On either side the river lie

Long fields of barley and of rye,

That clothe the wold and meet the sky;

And thro' the field the road runs by

To many-tower'd Camelot.

 

-Alfred Lord Tennyson

Chapter Text

There's a bend in the River Usk north of the town of Caerleon that some traveling merchants and peddlers know well.

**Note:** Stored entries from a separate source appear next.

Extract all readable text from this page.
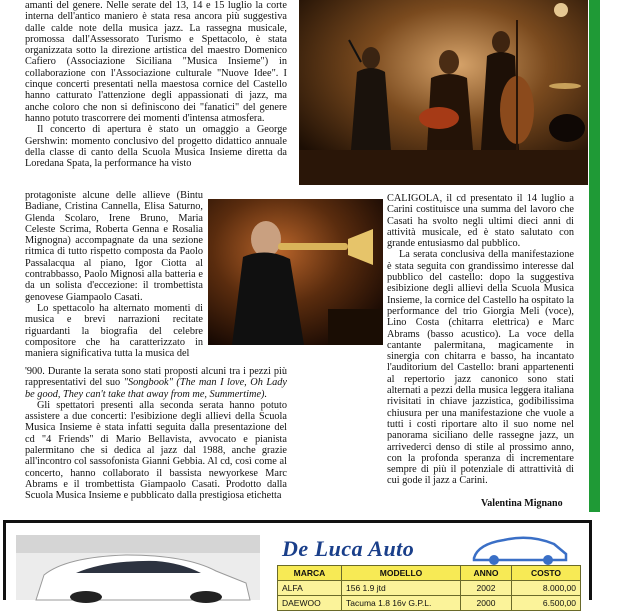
Giorgia Meli - L. Costa - M. Ambras

amanti del genere. Nelle serate del 13, 14 e 15 luglio la corte interna dell'antico maniero è stata resa ancora più suggestiva dalle calde note della musica jazz. La rassegna musicale, promossa dall'Assessorato Turismo e Spettacolo, è stata organizzata sotto la direzione artistica del maestro Domenico Cafiero (Associazione Siciliana "Musica Insieme") in collaborazione con l'Associazione culturale "Nuove Idee". I cinque concerti presentati nella maestosa cornice del Castello hanno catturato l'attenzione degli appassionati di jazz, ma anche coloro che non si definiscono dei "fanatici" del genere hanno potuto trascorrere dei momenti d'intensa atmosfera.

Il concerto di apertura è stato un omaggio a George Gershwin: momento conclusivo del progetto didattico annuale della classe di canto della Scuola Musica Insieme diretta da Loredana Spata, la performance ha visto

protagoniste alcune delle allieve (Bintu Badiane, Cristina Cannella, Elisa Saturno, Glenda Scolaro, Irene Bruno, Maria Celeste Scrima, Roberta Genna e Rosalia Mignogna) accompagnate da una sezione ritmica di tutto rispetto composta da Paolo Passalacqua al piano, Igor Ciotta al contrabbasso, Paolo Mignosi alla batteria e da un solista d'eccezione: il trombettista genovese Giampaolo Casati.

Lo spettacolo ha alternato momenti di musica e brevi narrazioni recitate riguardanti la biografia del celebre compositore che ha caratterizzato in maniera significativa tutta la musica del

'900. Durante la serata sono stati proposti alcuni tra i pezzi più rappresentativi del suo "Songbook" (The man I love, Oh Lady be good, They can't take that away from me, Summertime).

Gli spettatori presenti alla seconda serata hanno potuto assistere a due concerti: l'esibizione degli allievi della Scuola Musica Insieme è stata infatti seguita dalla presentazione del cd "4 Friends" di Mario Bellavista, avvocato e pianista palermitano che si dedica al jazz dal 1988, anche grazie all'incontro col sassofonista Gianni Gebbia. Al cd, così come al concerto, hanno collaborato il bassista newyorkese Marc Abrams e il trombettista Giampaolo Casati. Prodotto dalla Scuola Musica Insieme e pubblicato dalla prestigiosa etichetta

CALIGOLA, il cd presentato il 14 luglio a Carini costituisce una summa del lavoro che Casati ha svolto negli ultimi dieci anni di attività musicale, ed è stato salutato con grande entusiasmo dal pubblico.

La serata conclusiva della manifestazione è stata seguita con grandissimo interesse dal pubblico del castello: dopo la suggestiva esibizione degli allievi della Scuola Musica Insieme, la cornice del Castello ha ospitato la performance del trio Giorgia Meli (voce), Lino Costa (chitarra elettrica) e Marc Abrams (basso acustico). La voce della cantante palermitana, magicamente in sinergia con chitarra e basso, ha incantato l'auditorium del Castello: brani appartenenti al repertorio jazz canonico sono stati alternati a pezzi della musica leggera italiana rivisitati in chiave jazzistica, godibilissima chiusura per una manifestazione che vuole a tutti i costi riportare alto il suo nome nel panorama siciliano delle rassegne jazz, un arrivederci denso di stile al prossimo anno, con la profonda speranza di incrementare sempre di più il potenziale di attrattività di cui gode il jazz a Carini.

Valentina Mignano
De Luca Auto
MARCA	MODELLO	ANNO	COSTO
ALFA	156 1.9 jtd	2002	8.000,00
DAEWOO	Tacuma 1.8 16v G.P.L.	2000	6.500,00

It has a pleasant stand of trees that provide shelter from the heat of the noonday sun with soft mosses and grass underfoot, good for sleeping on when camp must be made for the night. 

 

The uplands stretching beyond are rich with barley, rye, and oats, the road winding its way between the fields and the river. 

 

On certain nights some say if you listen quietly you might hear the soft notes of a harp or the song of a young man, his voice velvet and deep, carried on the breeze. 

 

In truth, the locals are rare to speak of it, or about what some remember of the time before the bend in the river came to be, of the old fortress that once guarded its far side but vanished mysteriously into the mists. 

 

Some say the woods are haunted. Bad luck. Yet most travelers who’ve used the river bend to rest along the road themselves dismiss these claims as old wives' tales and wild imaginings, the phantom songs nothing more than the sound of the wind whistling through the yew trees.